Миттельштедт наклоняется пониже и проникновенно заклинает его:
– И никогда не забывайте за мелочами, что вы – участник великих событий, ополченец Канторек!
Удивительно, как это Канторек до сих пор не лопнул от натуги, особенно теперь, когда ползание сменил урок гимнастики, во время которого Миттельштедт великолепно копирует своего бывшего учителя, поддерживая его под зад при подтягивании на турнике и добиваясь правильного положения подбородка; при этом он так и сыплет мудрыми сентенциями. Совершенно так же обращался с ним в свое время Канторек.
Затем Миттельштедт отдает дальнейшие распоряжения по службе:
– Канторек и Беттхер, за хлебом! Возьмите с собой тележку.
Через несколько минут Канторек и его напарник выходят с тележкой из ворот. Канторек злобно понурил голову. Швейцар горд тем, что его снарядили на легкую работу.
Гарнизонная пекарня находится на другом конце города. Значит, им придется идти туда и обратно через весь город.
– Они у меня уже несколько дней туда ходят, – ухмыляется Миттельштедт. – Их уже там поджидают. Некоторым людям нравится на них смотреть.
– Здорово, – говорю я. – А он еще не жаловался?
– Пытался! Наш командир смеялся до слез, когда узнал об этой истории. Он терпеть не может школьных наставников. К тому же я флиртую с его дочкой.
– Канторек тебе подложит свинью на экзамене.
– Наплевать, – небрежно бросает Миттельштедт. – И все равно его жалобу оставили без последствий, потому что я сумел доказать, что почти всегда наряжаю его на легкие работы.
– А ты не мог бы устроить ему совсем кислую жизнь? – спрашиваю я.
– Возиться неохота, уж больно он глуп, – отвечает Миттельштедт тоном великодушного превосходства.
Что такое отпуск? Ожидание на распутье, после которого все станет только труднее. Уже сейчас разлука вторгается в него. Мать молча смотрит на меня. Я знаю, она считает дни. По утрам она всегда грустна. Вот и еще одним днем меньше стало. Она прибрала мой ранец, – ей не хочется, чтобы он напоминал ей об этом.

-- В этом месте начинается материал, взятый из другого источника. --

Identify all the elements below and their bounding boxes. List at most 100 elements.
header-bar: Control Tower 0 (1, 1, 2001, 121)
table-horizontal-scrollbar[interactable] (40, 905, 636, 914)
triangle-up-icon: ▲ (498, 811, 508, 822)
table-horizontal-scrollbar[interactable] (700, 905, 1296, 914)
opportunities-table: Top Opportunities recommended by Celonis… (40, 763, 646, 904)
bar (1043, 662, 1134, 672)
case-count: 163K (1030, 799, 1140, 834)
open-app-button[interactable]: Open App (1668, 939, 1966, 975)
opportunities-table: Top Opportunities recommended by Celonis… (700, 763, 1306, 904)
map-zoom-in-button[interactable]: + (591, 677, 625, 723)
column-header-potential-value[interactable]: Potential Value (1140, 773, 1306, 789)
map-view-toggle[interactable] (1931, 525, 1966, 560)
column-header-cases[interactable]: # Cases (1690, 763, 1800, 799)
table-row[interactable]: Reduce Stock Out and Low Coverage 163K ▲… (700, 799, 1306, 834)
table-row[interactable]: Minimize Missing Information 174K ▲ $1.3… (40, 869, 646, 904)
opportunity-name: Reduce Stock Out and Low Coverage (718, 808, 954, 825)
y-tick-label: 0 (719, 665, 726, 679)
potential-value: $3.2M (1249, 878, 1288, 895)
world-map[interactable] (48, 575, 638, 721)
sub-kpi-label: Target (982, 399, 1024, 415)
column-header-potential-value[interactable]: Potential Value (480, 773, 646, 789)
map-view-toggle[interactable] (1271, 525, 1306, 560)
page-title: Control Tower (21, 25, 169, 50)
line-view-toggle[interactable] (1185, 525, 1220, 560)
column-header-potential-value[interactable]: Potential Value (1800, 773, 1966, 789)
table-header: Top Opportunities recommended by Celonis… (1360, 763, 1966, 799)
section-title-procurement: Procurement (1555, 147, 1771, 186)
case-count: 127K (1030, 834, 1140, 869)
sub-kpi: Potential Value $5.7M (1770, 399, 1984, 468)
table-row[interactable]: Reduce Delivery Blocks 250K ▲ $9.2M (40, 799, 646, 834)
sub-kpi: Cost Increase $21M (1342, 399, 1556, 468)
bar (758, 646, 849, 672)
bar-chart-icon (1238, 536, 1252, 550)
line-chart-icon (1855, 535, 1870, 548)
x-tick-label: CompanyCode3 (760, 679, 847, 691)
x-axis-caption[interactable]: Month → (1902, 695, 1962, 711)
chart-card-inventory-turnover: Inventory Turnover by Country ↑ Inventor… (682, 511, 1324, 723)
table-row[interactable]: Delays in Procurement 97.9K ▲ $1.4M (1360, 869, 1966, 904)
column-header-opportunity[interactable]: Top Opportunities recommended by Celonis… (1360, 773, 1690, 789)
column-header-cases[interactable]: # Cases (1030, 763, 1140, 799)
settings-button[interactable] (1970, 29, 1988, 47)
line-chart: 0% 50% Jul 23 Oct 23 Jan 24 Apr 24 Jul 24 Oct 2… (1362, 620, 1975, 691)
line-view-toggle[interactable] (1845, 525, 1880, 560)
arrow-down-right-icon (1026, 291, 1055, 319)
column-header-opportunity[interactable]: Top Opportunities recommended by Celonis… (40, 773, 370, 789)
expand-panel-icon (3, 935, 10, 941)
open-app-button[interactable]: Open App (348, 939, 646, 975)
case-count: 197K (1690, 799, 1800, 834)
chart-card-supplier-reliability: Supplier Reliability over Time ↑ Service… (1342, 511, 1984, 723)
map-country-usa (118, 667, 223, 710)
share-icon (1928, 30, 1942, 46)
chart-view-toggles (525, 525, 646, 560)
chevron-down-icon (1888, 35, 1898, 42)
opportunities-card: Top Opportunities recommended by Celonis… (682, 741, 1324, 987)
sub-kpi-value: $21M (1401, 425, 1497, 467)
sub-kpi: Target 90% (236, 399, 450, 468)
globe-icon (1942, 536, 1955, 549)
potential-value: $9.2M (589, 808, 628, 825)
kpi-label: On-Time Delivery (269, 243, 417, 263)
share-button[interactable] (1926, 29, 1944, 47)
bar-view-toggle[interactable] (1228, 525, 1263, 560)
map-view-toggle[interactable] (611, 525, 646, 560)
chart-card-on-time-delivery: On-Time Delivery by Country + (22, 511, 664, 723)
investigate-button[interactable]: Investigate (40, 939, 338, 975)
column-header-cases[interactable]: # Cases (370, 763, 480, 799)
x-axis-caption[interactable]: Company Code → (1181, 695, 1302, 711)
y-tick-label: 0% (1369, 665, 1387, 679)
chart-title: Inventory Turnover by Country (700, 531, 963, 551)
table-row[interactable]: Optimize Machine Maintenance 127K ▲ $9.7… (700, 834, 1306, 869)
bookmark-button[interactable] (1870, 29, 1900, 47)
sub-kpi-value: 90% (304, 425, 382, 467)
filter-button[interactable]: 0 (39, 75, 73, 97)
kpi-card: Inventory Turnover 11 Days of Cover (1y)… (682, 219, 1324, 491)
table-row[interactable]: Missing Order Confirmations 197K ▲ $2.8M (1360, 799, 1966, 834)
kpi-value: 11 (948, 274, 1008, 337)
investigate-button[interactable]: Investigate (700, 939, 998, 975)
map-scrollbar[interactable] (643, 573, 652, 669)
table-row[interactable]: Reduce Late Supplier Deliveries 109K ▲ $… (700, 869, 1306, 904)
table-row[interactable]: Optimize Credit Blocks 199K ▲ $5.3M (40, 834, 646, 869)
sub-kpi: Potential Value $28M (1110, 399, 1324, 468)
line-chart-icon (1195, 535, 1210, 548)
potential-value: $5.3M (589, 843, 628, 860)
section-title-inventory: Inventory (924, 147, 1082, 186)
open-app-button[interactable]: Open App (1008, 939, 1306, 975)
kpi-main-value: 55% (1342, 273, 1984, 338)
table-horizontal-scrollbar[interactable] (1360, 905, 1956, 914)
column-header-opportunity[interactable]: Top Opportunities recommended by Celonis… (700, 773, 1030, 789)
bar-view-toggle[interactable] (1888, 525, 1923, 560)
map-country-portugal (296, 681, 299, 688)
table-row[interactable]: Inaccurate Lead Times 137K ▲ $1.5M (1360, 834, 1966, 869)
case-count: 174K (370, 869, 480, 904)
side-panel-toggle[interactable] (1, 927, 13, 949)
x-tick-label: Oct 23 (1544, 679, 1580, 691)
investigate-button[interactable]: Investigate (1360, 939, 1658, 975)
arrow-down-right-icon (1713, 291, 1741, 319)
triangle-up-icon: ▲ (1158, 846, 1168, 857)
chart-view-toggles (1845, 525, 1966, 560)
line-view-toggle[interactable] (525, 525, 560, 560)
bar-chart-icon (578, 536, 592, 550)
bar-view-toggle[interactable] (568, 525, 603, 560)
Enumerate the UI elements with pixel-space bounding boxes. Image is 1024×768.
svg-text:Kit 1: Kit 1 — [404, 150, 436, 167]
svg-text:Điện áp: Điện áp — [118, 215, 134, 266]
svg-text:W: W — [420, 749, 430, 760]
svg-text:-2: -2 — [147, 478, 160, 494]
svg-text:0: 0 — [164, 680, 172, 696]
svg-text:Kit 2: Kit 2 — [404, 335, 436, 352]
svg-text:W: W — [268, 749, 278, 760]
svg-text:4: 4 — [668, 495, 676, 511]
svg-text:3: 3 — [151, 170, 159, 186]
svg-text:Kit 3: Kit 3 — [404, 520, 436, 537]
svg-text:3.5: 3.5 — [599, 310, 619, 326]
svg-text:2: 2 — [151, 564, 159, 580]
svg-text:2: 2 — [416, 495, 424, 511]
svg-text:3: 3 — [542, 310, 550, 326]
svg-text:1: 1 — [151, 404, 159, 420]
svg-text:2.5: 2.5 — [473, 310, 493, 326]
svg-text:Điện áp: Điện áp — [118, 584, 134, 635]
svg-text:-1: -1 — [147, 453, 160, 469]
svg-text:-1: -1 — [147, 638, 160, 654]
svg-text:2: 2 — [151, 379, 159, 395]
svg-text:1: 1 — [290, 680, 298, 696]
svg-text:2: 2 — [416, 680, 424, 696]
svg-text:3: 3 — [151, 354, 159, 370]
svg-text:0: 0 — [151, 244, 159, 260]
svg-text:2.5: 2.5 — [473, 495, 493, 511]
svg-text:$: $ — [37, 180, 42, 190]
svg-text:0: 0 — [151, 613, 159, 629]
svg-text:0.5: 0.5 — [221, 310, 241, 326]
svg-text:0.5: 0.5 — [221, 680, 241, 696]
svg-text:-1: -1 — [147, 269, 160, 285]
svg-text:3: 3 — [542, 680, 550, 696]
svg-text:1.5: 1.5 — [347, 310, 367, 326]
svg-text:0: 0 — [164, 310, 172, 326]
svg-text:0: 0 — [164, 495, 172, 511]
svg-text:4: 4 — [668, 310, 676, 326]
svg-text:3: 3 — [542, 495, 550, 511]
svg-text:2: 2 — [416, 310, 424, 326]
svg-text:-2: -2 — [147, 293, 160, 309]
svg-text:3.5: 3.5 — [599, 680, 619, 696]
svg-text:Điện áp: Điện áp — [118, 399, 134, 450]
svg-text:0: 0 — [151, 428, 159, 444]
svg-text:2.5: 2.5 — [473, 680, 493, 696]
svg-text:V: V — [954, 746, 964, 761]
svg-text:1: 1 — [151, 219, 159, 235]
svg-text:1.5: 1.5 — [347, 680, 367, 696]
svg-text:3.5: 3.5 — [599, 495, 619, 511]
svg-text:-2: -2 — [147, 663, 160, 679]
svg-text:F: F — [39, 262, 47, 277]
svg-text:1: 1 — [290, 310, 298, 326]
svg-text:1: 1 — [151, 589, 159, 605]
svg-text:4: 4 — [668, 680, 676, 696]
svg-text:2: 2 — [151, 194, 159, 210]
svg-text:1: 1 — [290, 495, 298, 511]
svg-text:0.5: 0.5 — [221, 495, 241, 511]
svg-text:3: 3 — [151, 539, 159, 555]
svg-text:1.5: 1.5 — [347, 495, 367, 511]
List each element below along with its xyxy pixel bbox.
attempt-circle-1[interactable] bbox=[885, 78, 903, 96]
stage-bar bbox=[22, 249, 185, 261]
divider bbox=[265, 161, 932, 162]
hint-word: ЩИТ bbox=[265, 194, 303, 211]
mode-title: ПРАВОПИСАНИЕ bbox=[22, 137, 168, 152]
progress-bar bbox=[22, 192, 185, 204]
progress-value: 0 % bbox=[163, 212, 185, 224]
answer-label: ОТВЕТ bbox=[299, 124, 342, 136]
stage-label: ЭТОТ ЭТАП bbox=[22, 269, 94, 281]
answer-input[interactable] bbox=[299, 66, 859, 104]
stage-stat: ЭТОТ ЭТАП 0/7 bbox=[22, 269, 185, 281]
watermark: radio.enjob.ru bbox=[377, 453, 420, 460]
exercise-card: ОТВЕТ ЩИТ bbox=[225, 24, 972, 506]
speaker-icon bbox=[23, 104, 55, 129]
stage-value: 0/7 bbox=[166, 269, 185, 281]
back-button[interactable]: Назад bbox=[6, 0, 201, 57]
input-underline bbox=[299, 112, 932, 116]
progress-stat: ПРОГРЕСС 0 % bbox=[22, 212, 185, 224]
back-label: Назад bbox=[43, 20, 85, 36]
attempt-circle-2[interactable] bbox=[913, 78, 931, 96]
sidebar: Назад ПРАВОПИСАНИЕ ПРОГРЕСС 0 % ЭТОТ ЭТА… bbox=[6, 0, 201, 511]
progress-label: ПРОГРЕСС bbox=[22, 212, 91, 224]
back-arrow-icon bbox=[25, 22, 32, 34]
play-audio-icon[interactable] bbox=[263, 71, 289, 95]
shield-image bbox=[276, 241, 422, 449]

За размышлениями часы убегают быстро. Я стряхиваю свою задумчивость и иду проводить сестру. Она собралась на бойню, чтобы получить несколько фунтов костей. Это большая льгота, и люди встают в очередь уже с раннего утра. Некоторым становится дурно.
Нам не повезло. Сменяя друг друга, мы ждем три часа, после чего очередь расходится, – костей больше нет.
Хорошо, что мне выдают мой паек. Я приношу его матери, и таким образом мы все питаемся немножко получше.
Дни становятся все тягостней, глаза матери – все печальней. Еще четыре дня. Мне надо сходить к матери Кеммериха.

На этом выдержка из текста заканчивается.